Now, let’s get back to the true opportunity that is presenting itself right now. I am going to use the Evergreen Line as the running example in this article. Construction for this project has begun now, early in 2012 and is scheduled for completion in 2016. Right around the time construction is announced and starts people get excited and a temporary bump in value (or asking price) will take place. Then as construction gets under way, noise will pick up, roads will be closed or congested and people begin to get irritated, thus values will reduce. AKA, opportunity is knocking. The beauty of this is not only will prices recover they will jump due to the value increases of the 800 meter rule.
 
Another interesting phenomenon is that often times city planning departments will run new transit projects through rougher neighbourhoods they want to rejuvenate. This is done for several reasons:
 

  1. Any land the city needs to acquire can be done so more economically.
  2. Neighbourhoods which have been run down have land developers can pick up
  3. Rezoning in rougher neighbourhoods can be easier as the residents do not always have enough money or lobbying power to cause a fuss.
  4. Long term project completions can allow developers a chance to build large scale projects that can complete around the same time as the transit projects
  5. Increases in population density and property values means more tax dollars for the city. (property tax is one of the few methods of collecting money a city has)

 
So this means you have an opportunity to pick up property at a discount, in an area where prices are already lower than those around it. Moreover, you know that once the projects are complete the property and the neighbourhood are going to see a significant INCREASE in market value and potential rent. A prime example of this was Yaletown in Vancouver. Once an industrial wasteland where no one wanted to be, now it has some of the highest property values in the world.
 
So there is one neighbourhood I believe has enormous potential for the next 36 months or so and that is Burquitlam (I agree it is a silly name).

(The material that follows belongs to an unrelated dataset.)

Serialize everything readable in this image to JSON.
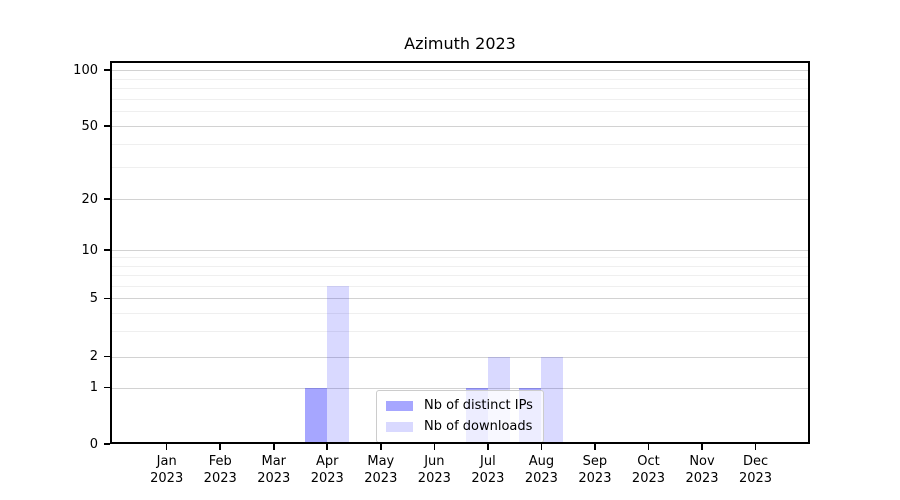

This area is the site for one of the new sky train stations, is full of older single family homes, the city has been approving mass rezoning for the area and a number of developers are about to break ground on new buildings. There is an opportunity to find decent properties at a reasonable price, gain positive cash-flow in the short term and have a big boost in the medium term. There are no guarantees in life but some good research and a little action you can dramatically increase your odds of success.